The next extension is:

0.1.011.0100.

0 is reproducible by copying one symbol from position 1 to the end; 01 is reproducible by copying two symbols from position 1 to the end; 010 is reproducible by copying three symbols from position 1 to the end; 0100 is not reproducible.

And so on.

The decomposition of 1111111 is as follows: the first symbol is a block by itself:

1.

The next extension is:

1.111111

1 is reproducible by copying one symbol from position 1 to the end of the previous history. 11 is reproducible by copying two symbols from position 1 to the end. This is where it gets complicated - in this case, when you copy two symbols, the source of the copy actually extends past the end of the previous history! In other words, the second 1 that you copy is actually part of the extension that results from copying the first 1 onto the end. Similarly, 111, 1111, 11111, 111111 are all reproducible, due to this recursive copying process. However, since we have now reached the end of the original sequence, the last extension is deemed to be 111111.

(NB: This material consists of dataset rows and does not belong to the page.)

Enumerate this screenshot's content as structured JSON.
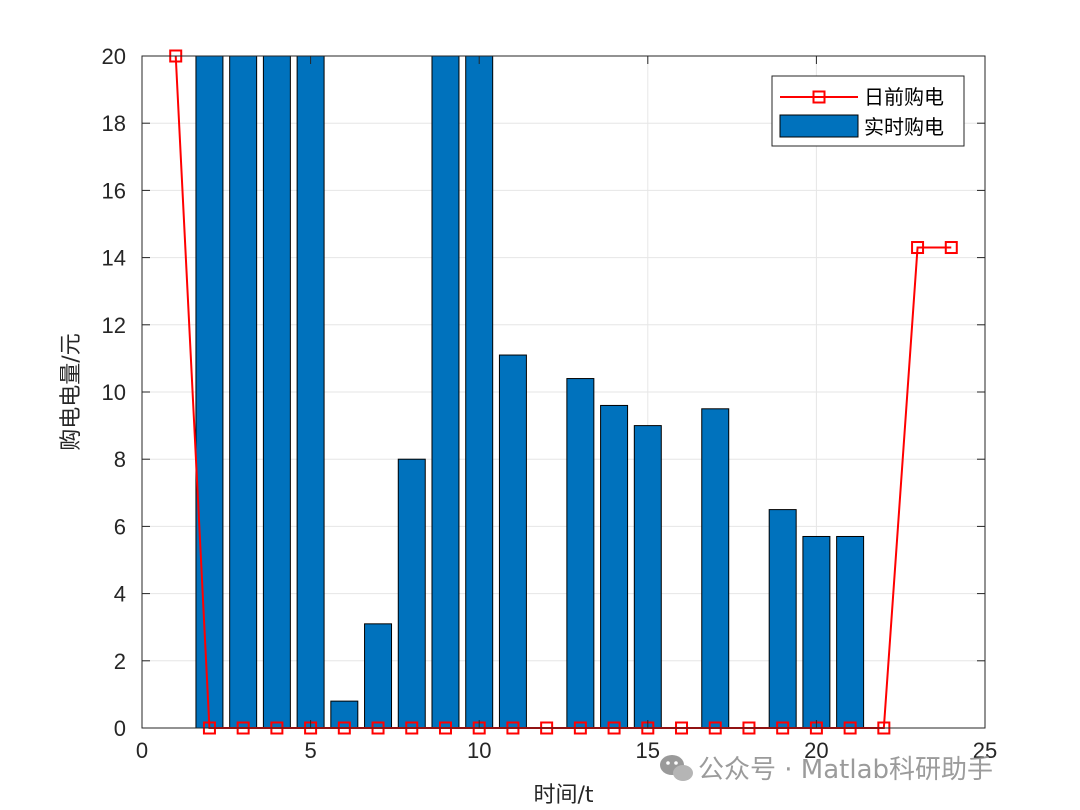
{
  "chart_data": {
    "type": "bar",
    "title": "",
    "xlabel": "时间/t",
    "ylabel": "购电电量/元",
    "xlim": [
      0,
      25
    ],
    "ylim": [
      0,
      20
    ],
    "xticks": [
      0,
      5,
      10,
      15,
      20,
      25
    ],
    "yticks": [
      0,
      2,
      4,
      6,
      8,
      10,
      12,
      14,
      16,
      18,
      20
    ],
    "grid": true,
    "legend_position": "top-right",
    "line_series": {
      "name": "日前购电",
      "type": "line",
      "marker": "square",
      "color": "#ff0000",
      "x": [
        1,
        2,
        3,
        4,
        5,
        6,
        7,
        8,
        9,
        10,
        11,
        12,
        13,
        14,
        15,
        16,
        17,
        18,
        19,
        20,
        21,
        22,
        23,
        24
      ],
      "y": [
        20,
        0,
        0,
        0,
        0,
        0,
        0,
        0,
        0,
        0,
        0,
        0,
        0,
        0,
        0,
        0,
        0,
        0,
        0,
        0,
        0,
        0,
        14.3,
        14.3
      ]
    },
    "bar_series": {
      "name": "实时购电",
      "type": "bar",
      "color": "#0072bd",
      "x": [
        2,
        3,
        4,
        5,
        6,
        7,
        8,
        9,
        10,
        11,
        12,
        13,
        14,
        15,
        16,
        17,
        18,
        19,
        20,
        21
      ],
      "y": [
        20,
        20,
        20,
        20,
        0.8,
        3.1,
        8.0,
        20,
        20,
        11.1,
        0,
        10.4,
        9.6,
        9.0,
        0,
        9.5,
        0,
        6.5,
        5.7,
        5.7
      ]
    }
  },
  "watermark": {
    "text": "公众号 · Matlab科研助手",
    "icon": "wechat-icon"
  }
}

Hopefully my explanation has made some sense.

Answer 2

This paper does not agree with your description of the algorithm. According to the paper, you have a new partition if it doesn't match any previous partition. You don't get to make partitions based on the entire unpartitioned preceding sequence, as you have done. So for your examples (I am using . instead of | to partition, since that's easier to read):

01011010001101110010

partitions into:

    0.1.01.10.100.011.0111.00.10

so the LZ76 weight is 9 (not 7).

1111111

partitions into:

1.11.111.1

They both provide an example of the case where the final partition is contained in a previous one. Hence the < r instead of <= r in the definition.

I don't have the original paper, so I can't check whether this paper got it wrong or not. However I doubt that they incorrectly copied the definition from the original paper.